Selon lui, leur organisation travaille dans la légalité et leur action vise les personnes vulnérables.

L’administration à la base se dit profondément inquiète de la destination et des objectifs poussant ces femmes à quitter leurs foyers et abandonnant leurs maris et les enfants.
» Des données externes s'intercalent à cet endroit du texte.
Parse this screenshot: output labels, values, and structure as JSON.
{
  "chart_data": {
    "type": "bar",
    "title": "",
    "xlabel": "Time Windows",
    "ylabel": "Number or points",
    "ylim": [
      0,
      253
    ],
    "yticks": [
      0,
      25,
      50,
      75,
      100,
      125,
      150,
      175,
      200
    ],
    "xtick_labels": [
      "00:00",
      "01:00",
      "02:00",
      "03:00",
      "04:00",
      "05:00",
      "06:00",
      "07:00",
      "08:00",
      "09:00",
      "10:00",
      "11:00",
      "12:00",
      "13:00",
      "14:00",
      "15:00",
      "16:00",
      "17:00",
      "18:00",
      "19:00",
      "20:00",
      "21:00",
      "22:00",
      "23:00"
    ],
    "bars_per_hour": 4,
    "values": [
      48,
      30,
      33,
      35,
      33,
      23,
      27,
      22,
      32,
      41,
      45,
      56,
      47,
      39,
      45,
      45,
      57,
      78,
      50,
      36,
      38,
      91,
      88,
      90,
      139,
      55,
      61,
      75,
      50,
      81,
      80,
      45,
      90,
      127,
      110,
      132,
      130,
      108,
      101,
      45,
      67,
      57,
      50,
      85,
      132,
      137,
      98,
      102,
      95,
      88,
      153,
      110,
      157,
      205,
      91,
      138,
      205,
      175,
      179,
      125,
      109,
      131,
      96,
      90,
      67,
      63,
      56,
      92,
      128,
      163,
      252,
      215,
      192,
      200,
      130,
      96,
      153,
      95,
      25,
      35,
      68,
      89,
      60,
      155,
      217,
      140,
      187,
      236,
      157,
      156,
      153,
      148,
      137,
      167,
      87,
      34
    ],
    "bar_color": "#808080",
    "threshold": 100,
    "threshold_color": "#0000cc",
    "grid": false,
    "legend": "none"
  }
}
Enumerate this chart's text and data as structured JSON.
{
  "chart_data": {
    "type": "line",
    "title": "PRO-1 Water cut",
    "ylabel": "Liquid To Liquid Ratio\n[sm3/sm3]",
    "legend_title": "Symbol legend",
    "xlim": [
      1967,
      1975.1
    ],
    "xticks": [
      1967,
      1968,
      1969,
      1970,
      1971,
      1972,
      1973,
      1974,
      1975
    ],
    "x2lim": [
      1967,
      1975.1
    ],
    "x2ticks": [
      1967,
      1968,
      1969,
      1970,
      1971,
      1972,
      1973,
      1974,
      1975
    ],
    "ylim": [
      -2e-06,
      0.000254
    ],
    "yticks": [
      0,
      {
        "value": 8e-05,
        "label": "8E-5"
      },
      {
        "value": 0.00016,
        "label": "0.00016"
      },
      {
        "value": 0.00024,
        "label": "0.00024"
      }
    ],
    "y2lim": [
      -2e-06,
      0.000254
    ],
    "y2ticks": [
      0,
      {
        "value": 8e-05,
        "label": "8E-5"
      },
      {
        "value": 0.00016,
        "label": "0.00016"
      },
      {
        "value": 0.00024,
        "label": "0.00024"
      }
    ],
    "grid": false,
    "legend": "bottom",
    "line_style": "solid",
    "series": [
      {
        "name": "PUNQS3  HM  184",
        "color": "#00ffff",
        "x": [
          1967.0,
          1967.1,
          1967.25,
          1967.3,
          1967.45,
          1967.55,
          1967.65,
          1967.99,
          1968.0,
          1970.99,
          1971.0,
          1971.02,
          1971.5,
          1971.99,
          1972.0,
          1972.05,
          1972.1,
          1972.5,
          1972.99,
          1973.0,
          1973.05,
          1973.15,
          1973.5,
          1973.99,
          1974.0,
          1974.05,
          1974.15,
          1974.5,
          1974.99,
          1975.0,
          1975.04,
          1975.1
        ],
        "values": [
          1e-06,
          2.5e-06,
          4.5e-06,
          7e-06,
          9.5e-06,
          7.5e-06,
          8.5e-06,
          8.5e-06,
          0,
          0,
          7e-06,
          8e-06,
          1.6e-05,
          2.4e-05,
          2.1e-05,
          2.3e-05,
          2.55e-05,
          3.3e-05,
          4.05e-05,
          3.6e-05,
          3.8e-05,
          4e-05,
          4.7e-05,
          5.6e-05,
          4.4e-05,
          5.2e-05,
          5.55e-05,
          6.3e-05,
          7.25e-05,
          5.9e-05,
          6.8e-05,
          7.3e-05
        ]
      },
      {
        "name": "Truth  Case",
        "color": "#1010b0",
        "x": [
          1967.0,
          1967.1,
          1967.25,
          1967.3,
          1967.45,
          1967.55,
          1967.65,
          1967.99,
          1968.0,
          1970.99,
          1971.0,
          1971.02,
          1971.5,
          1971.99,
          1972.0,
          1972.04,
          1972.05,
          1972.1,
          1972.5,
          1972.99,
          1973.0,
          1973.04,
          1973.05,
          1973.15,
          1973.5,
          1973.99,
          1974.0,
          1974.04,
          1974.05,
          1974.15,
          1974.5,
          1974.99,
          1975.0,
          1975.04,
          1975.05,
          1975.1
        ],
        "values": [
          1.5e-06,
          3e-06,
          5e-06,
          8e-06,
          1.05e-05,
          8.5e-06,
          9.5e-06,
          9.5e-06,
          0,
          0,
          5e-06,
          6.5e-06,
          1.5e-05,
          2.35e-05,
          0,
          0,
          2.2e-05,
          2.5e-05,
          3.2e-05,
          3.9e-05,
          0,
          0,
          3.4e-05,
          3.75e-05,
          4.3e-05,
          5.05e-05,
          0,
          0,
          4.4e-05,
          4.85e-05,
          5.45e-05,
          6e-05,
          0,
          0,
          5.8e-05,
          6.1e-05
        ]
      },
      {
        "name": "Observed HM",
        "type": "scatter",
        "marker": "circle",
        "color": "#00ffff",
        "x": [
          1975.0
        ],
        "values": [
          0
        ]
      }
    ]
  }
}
Un des administratifs qui a requis l’anonymat doute de la bonne foi de Royal Services qui selon lui, travaille dans la clandestinité.


Les Nations unies interpellées

Des organisations de la société civile haussent le ton. Selon elles, entre 2500 et 3000 burundaises sont parties depuis 2015.

Gabriel Rufyiri, « Les Nations unies sont appelées à envoyer une commission d’experts indépendants en Oman, en Arabie Saoudite, etc. »
Gabriel Rufyiri, « Les Nations unies sont appelées à envoyer une commission d’experts indépendants en Oman, en Arabie Saoudite, etc. »

Depuis le mois de février 2016, beaucoup de fillettes sont recrutées et une grande majorité vient des provinces Muramvya, Bururi, Bujumbura et Bubanza. Selon Jacques Nshimirimana, président de la Fédération Nationale des Associations engagées dans le domaine de l’enfance au Burundi (FENADEB), du 10 au 25 avril, plus de 180 filles seraient parties en passant par l’aéroport International de Bujumbura. Et du 1er au 04 mai, plus de 80 seraient parties tandis que du 05 au 10 mai, 70 auraient rejoint les autres en Oman et Arabie Saoudite. La même fédération mentionne que 93 filles seraient parties du 1er au 09 juin à destination de Mascate en Oman. « Et toutes sont passées par l’aéroport International de Bujumbura », précise M. Nshimirimana indiquant que la majorité viendrait des communes Rumonge, Burambi, Buyengero, Rutegama et Bubanza.

Il rappelle par ailleurs que ce phénomène n’est pas nouveau. En 2012, 60 femmes et enfants burundais ont été récupérés par l’Interpol Kenya. « Ils étaient sur le point d’être vendus en Australie » révèle-t-il, évoquant également le cas de six jeunes filles amenées en RDC soit disant pour une rencontre spirituelle. Par après, souligne-t-il, elles ont été vendues en Oman. C’est le cas aussi de 15 mineurs arrêtés par la police à la frontière burundo-tanzanienne à Mugina, en 2015, et six trafiquants appréhendés à Rumonge et cinq à Nyanza-Lac, etc.

En plus de l’exploitation économique et sexuelle, la FENADEB ajoute que ces enfants trafiqués subissent des transplantations d’organes comme le rein, le cœur, le foie vendus à des très gros montants. Ainsi, FENADEB demande la suspension immédiate et formelle ces déplacements en attendant le rapport d’enquête.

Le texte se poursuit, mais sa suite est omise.